Una vez que empieza no puede parar. Es así. Usted lo sabe. Alguien habló, alguna vez, de compulsiones, de manías, de obsesiones. Usted solo sabe que una vez que empieza, no puede parar. Se trata, y es esto es tan simple que da vergüenza explicarlo, de hacer algo que se podría hacer de otra forma, más rápido, más fácil. Es más: la mejor solución es no hacerlo en absoluto. Pero el placer lento, intimo, oculto, de hacer algo innecesario, que nadie pidió, que nadie notará y nadie, por lo tanto, agradecerá, algo superfluo, algo único, es uno de los pequeños actos de identidad que ha ido cosechando en estos pocos años de vida. Es hacer algo y saberlo inútil, y hacerlo igual, por el placer mismo del movimiento, por el saberse la única persona en el mundo que hace eso, de ese modo, en una ceremonia privada, secreta, aislada del mundo.
Entonces los ojos quizás miren un rato más y se aburran del ir y venir repetitivo del baldecito, el chapoteo del perro, las olas breves que se forman que se forman sobre la extraña superficie azul que no alcanza a entender. O quizás se queden observando hasta el final, por curiosidad, para ver qué pasa, si todo ese barullo tenía una razón lógica, a ver si pasa algo que le de sentido a semejante tarea, tal estupidez, en la medianoche de un sábado.
Cuando faltan dos centímetros de agua para sacar, cuando le duela el hombro derecho, usted se sentirá satisfecha. Barrerá lo que quedó de agua en el piso, limpiará el desagote, y cerrará la puerta de vidrio de la terraza. Al apagar las luces, todo volverá a la normalidad y usted saldrá de esa zona en la que los pequeños actos, los más vanos, son los más personales, una marca de fábrica que nos identifica.
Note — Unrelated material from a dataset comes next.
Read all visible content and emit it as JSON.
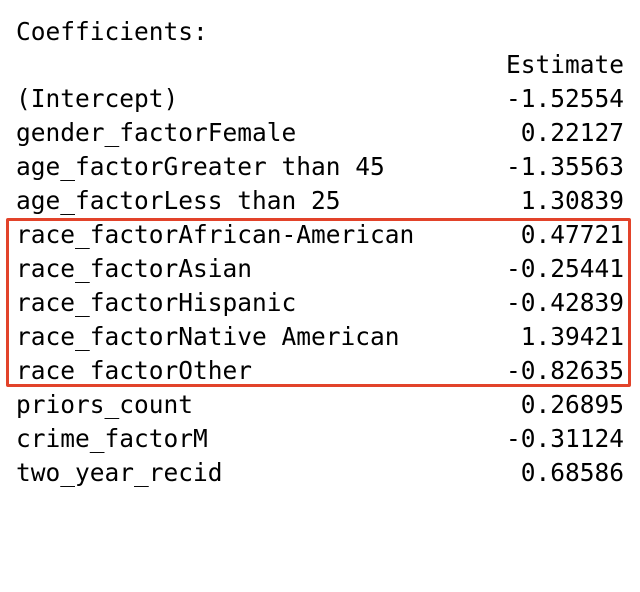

A la mañana siguiente, usted bajará a buscar los dos diarios que dejaron horas antes en la entrada de las casas. Tirado al lado de un aviso de fumigaciones, encuentra una hoja de cuaderno doblada en dos. Con letra imprenta, alguien escribió: la lluvia inundó las macetas.
Luego de desayunar y leer ambos diarios, usted sale de la casa y cruza la calle. El pasaje está tranquilo: nadie ve la cuchara de té que usted lleva en la mano derecha.